Now Courier: A Legacy of Dedication, Adaptation, and Teamwork

“If you can provide for someone in the medical field, they know a lot of people, and they’re going to provide you with a lot of referrals,” Now Courier Vice President Ryan Schwalbach says. This is valuable insight from the son who witnessed his parents grow a company from a two-man operation to the region’s leading courier business.

Schwalbach fondly remembers the beginning. In 1986, his father – Mike Schwalbach – founded the company with a partner who is no longer with Now Courier. One would work as dispatcher, while the other made deliveries and sales calls. “They were scratching and clawing for anything they could get,” Schwalbach recalls.

According to the founder’s son, Now Courier’s growth came gradually. The partners worked incredibly hard, running a large amount of deliveries and making cold calls, and the high-quality service they provided from the beginning generated enough word-of-mouth business to keep expanding year after year. Since it opened, the company’s growth has been between two and four percent each year, and has never experienced a losing year.

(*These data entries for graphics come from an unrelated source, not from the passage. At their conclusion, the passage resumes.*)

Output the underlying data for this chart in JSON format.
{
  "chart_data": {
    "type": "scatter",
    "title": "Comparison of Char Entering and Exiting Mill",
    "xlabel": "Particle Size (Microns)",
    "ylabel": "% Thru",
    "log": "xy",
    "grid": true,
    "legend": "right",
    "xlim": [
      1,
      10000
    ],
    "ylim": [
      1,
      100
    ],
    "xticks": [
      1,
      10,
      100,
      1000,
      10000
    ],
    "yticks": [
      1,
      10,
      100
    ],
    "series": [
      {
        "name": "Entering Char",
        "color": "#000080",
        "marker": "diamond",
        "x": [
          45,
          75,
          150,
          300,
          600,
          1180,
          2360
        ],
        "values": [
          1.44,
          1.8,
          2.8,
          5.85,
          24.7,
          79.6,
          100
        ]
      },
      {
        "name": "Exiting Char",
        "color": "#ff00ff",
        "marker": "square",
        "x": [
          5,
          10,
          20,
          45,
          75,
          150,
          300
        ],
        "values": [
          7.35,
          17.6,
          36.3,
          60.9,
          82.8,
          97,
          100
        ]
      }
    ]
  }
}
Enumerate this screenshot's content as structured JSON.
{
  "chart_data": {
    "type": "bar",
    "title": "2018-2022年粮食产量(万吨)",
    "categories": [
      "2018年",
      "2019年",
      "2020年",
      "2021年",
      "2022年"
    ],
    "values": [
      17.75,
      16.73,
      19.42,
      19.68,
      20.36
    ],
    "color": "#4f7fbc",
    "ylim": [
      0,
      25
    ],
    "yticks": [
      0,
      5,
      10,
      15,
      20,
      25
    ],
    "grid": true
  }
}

Referral business has been a key factor to the success of Now Courier. “Not a lot of people were providing 24-hour service,” Schwalbach notes. “At six in the evening, we were getting all the calls after other places were closed. This helped us get in with the local hospitals and into the medical industry.” Once Now Courier broke into the medical field, the referral numbers increased dramatically because of the large volume of contacts connected to hospitals.

Meeting the challenge

Today, medical services represent 60 percent of Now Courier’s business. This includes transporting blood, plasma, organs and medication that are time-sensitive and often vital. In the 1990s, however, the courier market was very different. Payroll was the biggest revenue until banking technology improved. Who needs a courier business to deliver nightly checks to the bank when you can deposit them through your smartphone? “We’ve had to adapt, which has been challenging at times – I like the challenge,” Schwalbach says. “I like to change. It makes you expand. You just have to remember where you came from.”

For Now Courier, meeting the challenge meant changing its client base. Payroll has gone to direct deposit, documents are now emailed and blueprints go to Dropbox. “Though it was probably a scary time, I give all the credit to my dad and the others who were leading the company,” Schwalbach notes. “They said, ‘If you’ve gotta change, you’ve gotta change.’” Change came in the form of transporting auto parts, office supply, lab specimens and pharmaceuticals. The blood center is a huge customer.

Certainly, technology could be made out be the enemy, but Schwalbach doesn’t see it that way. It’s stolen some business away, but it’s also helped Now Courier grow. For example, the barcode scanning and signature capture systems used by the largest companies – such as FedEx and UPS – were not affordable for smaller couriers at first. Because clients were asking for these services, as soon as the cost came down, Now Courier adapted those capabilities seven years ago, before most of its competitors. The investment ate some of the profits, but the new technology became a powerful selling tool.

Going corporate

Mike Schwalbach may have been the founder, but Sandy Schwalbach has made her mark, too. After more than 30 years of working in the 24-hour service industry, the founding father stepped down and his wife stepped in as CEO and COO. “Some people may get the opportunity to work with one parent, but I’ve enjoyed working with both,” their son says. According to Ryan Schwalbach, his father’s strongest attribute is industry knowledge, while his mother – who previously worked for Disney and Procter & Gamble – brings corporate knowledge.

It was Sandy Schwalbach who provided the business organization model needed to grow a company from $5 million a year to nearly $30 million. From establishing job descriptions to putting operation procedures in place, she led Now Courier’s change to becoming a more structured, corporate business.

As is the case in every thriving business, the success here is the result of a team effort. Schwalbach credits not only his parents, but the whole staff. “The management we have here, all the supervisors, dispatchers, everyone involved here is truly great,” he comments. Night dispatchers work 12-hour shifts and supervisors are often faced with getting routes covered in difficult situations.

Many times, the drivers are making deliveries in inclement weather. Two winters ago, when a huge blizzard blew through Chicago, people were leaving cars stranded in the middle of interstates. The whole city essentially shut down, but Now Courier was out there making deliveries, even when the largest international companies hadn’t run for two days. The people of Now Courier are what set this company apart from the rest. There’s an “all hands on deck” mentality that gets everyone working together to get the job done. “It can be risky, but we’ll do whatever it takes to make the delivery,” Schwalbach affirms.